CAHAYA CINTA PESANTREN


Penulis             :Ira Madan
Genre              :Fiksi/Religi
Penerbit           :Tinta Medina
Cetakan           :Pertama, Juni 2014
Halaman          :292 hlm
ISBN               :978-602-257-928-1


Adalah sebuah novel yang berlatar pesantren. Shila, sang tokoh utama digambarkan sebagai santriwati pondok pesantren Al-Amanah yang pintar (mendekati genius—katanya sih) namun jahil, bahkan seringkali bertindak semaunya seolah melegitimasi kenakalannya. Namun meski begitu, ia merupakan sosok gadis yang taat dan sayang pada keluarga, terutama ayahnya. Kemudian ia bertemu dengan 3 teman santriwati lain, yaitu Icut, Manda, dan Aisyah yang kemudian menjadi sahabat baik Shila. Tiada hari tanpa keonaran. Mulai dari sering terlambat datang, mengambil mangga malam-malam hingga curi-curi pandang pada Ustazd yang difavoritkan.
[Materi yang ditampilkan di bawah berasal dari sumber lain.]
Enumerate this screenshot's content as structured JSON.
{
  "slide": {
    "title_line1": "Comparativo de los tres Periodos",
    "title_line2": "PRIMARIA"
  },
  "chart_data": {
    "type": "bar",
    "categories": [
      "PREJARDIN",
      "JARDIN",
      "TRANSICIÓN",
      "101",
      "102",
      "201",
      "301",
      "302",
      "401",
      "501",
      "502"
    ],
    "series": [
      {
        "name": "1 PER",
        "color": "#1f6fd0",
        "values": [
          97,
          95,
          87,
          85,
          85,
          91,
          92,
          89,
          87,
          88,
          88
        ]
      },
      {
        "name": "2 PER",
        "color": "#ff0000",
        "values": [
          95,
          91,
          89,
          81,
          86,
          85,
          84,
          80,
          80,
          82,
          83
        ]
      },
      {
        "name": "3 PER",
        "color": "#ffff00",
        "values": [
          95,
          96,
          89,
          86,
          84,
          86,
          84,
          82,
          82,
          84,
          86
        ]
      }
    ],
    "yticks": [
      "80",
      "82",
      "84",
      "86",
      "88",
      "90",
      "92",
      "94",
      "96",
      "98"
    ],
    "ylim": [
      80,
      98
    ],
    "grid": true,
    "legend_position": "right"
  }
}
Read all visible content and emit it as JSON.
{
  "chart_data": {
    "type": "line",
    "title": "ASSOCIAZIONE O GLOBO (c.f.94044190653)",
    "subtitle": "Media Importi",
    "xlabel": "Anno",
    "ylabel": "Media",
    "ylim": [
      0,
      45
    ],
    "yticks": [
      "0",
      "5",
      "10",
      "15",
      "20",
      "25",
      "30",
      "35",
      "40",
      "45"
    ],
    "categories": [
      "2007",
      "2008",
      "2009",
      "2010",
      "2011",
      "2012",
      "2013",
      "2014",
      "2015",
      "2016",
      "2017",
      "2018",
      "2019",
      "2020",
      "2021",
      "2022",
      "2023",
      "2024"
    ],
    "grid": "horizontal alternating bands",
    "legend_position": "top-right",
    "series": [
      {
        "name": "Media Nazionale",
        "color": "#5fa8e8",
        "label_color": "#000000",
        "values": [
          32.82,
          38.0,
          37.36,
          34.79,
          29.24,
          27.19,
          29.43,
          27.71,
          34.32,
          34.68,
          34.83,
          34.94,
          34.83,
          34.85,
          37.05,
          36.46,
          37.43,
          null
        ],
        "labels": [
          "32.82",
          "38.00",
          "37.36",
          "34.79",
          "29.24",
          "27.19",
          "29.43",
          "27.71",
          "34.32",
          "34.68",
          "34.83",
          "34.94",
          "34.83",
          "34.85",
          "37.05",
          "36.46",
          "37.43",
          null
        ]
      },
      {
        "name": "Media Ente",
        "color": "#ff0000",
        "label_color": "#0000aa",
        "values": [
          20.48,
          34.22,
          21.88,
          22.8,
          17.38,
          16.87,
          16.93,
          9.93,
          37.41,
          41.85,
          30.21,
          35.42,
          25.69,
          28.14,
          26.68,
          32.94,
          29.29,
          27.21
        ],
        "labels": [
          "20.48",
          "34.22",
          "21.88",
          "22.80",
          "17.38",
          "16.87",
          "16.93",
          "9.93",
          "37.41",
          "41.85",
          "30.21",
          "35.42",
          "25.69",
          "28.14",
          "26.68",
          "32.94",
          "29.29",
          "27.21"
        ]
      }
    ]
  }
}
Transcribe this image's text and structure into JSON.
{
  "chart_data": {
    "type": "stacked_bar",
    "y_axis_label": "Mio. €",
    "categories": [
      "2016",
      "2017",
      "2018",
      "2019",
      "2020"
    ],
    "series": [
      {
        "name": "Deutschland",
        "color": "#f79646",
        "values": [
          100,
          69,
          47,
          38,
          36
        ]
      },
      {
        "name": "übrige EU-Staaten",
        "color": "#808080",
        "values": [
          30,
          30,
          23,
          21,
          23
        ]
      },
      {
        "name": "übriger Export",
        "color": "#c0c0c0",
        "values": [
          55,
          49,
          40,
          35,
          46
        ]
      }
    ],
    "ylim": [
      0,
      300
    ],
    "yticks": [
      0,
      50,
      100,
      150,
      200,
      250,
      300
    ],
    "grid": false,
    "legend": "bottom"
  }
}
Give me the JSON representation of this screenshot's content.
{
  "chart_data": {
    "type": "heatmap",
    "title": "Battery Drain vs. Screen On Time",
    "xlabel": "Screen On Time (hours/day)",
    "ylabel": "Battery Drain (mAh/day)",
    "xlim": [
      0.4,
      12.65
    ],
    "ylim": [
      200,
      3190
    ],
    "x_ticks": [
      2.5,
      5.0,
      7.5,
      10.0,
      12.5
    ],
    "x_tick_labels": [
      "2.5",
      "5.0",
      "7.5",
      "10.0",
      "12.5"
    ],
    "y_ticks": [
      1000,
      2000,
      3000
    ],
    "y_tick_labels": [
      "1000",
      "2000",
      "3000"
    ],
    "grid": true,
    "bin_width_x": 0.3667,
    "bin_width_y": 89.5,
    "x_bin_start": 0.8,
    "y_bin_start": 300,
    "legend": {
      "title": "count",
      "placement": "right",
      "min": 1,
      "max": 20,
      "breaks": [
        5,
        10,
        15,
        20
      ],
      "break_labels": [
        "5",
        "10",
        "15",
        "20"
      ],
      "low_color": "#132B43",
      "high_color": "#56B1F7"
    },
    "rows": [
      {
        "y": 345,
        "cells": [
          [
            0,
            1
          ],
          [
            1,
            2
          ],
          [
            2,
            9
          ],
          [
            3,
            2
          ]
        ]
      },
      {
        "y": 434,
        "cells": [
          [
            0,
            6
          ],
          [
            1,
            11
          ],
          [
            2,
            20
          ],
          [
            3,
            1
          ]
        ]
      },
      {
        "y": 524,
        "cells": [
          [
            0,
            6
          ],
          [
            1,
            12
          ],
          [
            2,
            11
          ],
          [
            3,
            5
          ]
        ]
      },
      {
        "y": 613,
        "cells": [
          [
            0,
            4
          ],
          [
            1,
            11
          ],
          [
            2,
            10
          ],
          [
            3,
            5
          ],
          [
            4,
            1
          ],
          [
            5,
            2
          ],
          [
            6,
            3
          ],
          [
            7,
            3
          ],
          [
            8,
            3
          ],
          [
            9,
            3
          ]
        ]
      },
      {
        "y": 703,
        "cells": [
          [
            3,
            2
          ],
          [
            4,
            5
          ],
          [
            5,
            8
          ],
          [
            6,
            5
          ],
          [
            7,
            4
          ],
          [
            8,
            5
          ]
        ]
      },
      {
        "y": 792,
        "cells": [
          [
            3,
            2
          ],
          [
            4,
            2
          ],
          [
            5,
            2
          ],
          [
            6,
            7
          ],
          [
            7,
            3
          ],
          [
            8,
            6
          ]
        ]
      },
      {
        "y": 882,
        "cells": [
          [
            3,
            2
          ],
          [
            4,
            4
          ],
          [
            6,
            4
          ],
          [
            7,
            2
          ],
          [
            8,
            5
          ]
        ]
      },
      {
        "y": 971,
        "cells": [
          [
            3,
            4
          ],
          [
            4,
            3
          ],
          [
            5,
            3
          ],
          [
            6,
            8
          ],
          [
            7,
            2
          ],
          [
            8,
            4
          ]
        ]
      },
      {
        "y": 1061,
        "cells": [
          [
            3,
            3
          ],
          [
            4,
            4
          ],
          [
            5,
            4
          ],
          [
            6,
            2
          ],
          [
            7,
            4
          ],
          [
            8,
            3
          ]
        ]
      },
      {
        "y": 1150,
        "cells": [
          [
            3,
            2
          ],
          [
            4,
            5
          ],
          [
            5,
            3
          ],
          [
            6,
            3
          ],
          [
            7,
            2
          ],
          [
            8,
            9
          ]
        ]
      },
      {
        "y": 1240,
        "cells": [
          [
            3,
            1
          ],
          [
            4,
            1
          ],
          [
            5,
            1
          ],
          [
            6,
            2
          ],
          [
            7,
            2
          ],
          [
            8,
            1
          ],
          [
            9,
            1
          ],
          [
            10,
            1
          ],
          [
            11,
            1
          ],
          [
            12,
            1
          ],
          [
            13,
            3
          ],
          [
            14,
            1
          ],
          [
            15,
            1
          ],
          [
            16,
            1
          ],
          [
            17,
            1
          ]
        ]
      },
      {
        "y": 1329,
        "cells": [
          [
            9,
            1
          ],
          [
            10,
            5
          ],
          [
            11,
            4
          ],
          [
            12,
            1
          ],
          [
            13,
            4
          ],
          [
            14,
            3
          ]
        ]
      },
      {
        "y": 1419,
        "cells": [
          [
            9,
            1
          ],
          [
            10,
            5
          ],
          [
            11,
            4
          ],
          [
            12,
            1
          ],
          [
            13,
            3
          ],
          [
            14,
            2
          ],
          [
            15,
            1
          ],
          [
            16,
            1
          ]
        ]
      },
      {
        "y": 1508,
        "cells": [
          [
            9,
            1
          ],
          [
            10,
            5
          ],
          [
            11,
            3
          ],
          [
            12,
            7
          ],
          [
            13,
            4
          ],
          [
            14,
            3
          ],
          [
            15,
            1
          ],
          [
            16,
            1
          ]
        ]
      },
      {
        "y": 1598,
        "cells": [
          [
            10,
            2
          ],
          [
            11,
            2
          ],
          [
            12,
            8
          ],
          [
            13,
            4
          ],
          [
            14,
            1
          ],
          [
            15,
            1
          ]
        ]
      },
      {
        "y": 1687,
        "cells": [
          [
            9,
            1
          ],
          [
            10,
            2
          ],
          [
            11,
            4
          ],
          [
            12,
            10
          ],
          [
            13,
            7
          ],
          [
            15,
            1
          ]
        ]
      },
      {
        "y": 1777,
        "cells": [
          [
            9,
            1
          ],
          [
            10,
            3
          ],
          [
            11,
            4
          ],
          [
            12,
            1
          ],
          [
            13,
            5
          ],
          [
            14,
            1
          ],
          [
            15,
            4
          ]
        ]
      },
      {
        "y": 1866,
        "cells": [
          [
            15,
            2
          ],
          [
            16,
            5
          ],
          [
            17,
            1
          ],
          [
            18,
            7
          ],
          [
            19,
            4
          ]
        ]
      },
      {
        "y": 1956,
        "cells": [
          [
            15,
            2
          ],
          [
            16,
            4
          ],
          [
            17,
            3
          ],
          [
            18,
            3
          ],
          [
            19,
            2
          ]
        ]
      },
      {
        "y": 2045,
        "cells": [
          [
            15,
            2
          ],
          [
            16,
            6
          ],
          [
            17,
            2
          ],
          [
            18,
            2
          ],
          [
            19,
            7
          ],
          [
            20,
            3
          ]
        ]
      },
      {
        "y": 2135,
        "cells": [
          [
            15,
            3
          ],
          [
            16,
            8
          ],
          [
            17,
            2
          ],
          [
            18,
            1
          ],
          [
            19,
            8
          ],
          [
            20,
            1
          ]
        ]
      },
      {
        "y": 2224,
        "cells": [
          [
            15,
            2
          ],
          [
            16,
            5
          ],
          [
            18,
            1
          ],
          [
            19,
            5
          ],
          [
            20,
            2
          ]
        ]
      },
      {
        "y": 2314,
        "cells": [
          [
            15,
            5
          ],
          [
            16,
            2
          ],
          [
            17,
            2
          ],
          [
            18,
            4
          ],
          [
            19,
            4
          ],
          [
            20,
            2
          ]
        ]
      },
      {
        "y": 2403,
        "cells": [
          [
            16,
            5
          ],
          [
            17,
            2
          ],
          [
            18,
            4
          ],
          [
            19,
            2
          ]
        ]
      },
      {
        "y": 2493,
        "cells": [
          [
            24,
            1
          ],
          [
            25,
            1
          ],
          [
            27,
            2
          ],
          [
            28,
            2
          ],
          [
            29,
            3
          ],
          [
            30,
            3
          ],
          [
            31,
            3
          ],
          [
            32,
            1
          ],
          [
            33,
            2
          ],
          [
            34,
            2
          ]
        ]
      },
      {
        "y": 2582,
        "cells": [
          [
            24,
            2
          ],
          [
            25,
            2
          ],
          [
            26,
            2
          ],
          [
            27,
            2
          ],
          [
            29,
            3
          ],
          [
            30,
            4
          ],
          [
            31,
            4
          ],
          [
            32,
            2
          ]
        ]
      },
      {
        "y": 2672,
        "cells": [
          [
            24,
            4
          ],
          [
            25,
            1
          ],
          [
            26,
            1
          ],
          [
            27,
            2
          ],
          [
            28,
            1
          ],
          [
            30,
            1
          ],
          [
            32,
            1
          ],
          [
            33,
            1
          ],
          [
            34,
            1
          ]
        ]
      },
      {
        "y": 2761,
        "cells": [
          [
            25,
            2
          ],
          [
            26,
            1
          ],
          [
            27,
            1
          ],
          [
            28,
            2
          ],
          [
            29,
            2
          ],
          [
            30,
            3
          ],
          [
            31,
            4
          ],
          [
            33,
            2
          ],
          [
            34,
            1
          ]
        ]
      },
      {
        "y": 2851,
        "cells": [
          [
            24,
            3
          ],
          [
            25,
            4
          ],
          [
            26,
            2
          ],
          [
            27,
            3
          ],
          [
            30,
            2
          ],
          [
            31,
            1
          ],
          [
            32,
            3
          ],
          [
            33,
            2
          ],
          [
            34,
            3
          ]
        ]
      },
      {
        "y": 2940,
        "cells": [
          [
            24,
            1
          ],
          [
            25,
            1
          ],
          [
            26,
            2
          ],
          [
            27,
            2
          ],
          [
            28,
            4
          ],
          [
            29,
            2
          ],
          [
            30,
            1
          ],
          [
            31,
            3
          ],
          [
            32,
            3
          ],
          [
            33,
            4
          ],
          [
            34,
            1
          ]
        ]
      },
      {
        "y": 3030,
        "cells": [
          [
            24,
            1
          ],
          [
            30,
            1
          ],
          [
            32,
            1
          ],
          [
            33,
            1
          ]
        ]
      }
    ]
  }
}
Sebagian besar cerita disini menggambarkan kehidupan ala anak pesantren putri dengan segala kisah unik, konyol, namun tak jarang terselip pesan-pesan hikmah.

Novel ini beralur maju, namun di awal cerita sempat digambarkan Shila sedang berjalan-jalan di kampung halamannya, Medan, dengan menjelaskan berbagai objek wisata dan kekhasan tempatnya itu. Kemudian ia bertemu dengan salah satu alumni di pesantren tempat ia mondok, kemudian deskripsi digambarkan dengan Shila yang mengenang masa-masa mondoknya dulu di Pesantren Al-Amanah. Setelah itu, cerita beralur maju, mulai dari Shila mendaftarkan diri di pondok, beradaptasi dengan penghuni asrama dan lingkungan kelasnya, mengikuti berbagai kegiatan pondok bersama ke-3 sahabatnya, mendapat kesempatan untuk ke Jepang hingga Shila lulus dan menikah dengan Ustadz yang selalu ia kagumi. Namun ada kisah tragis di dalam novel ini yang saya tidak sangka. Ada beberapa tokoh yang meninggal bahkan konflik sang tokoh utama Shila (menurut saya) terjadi di bagian akhir-akhir cerita, sehingga novel ini berakhir dengan (agak) sad ending.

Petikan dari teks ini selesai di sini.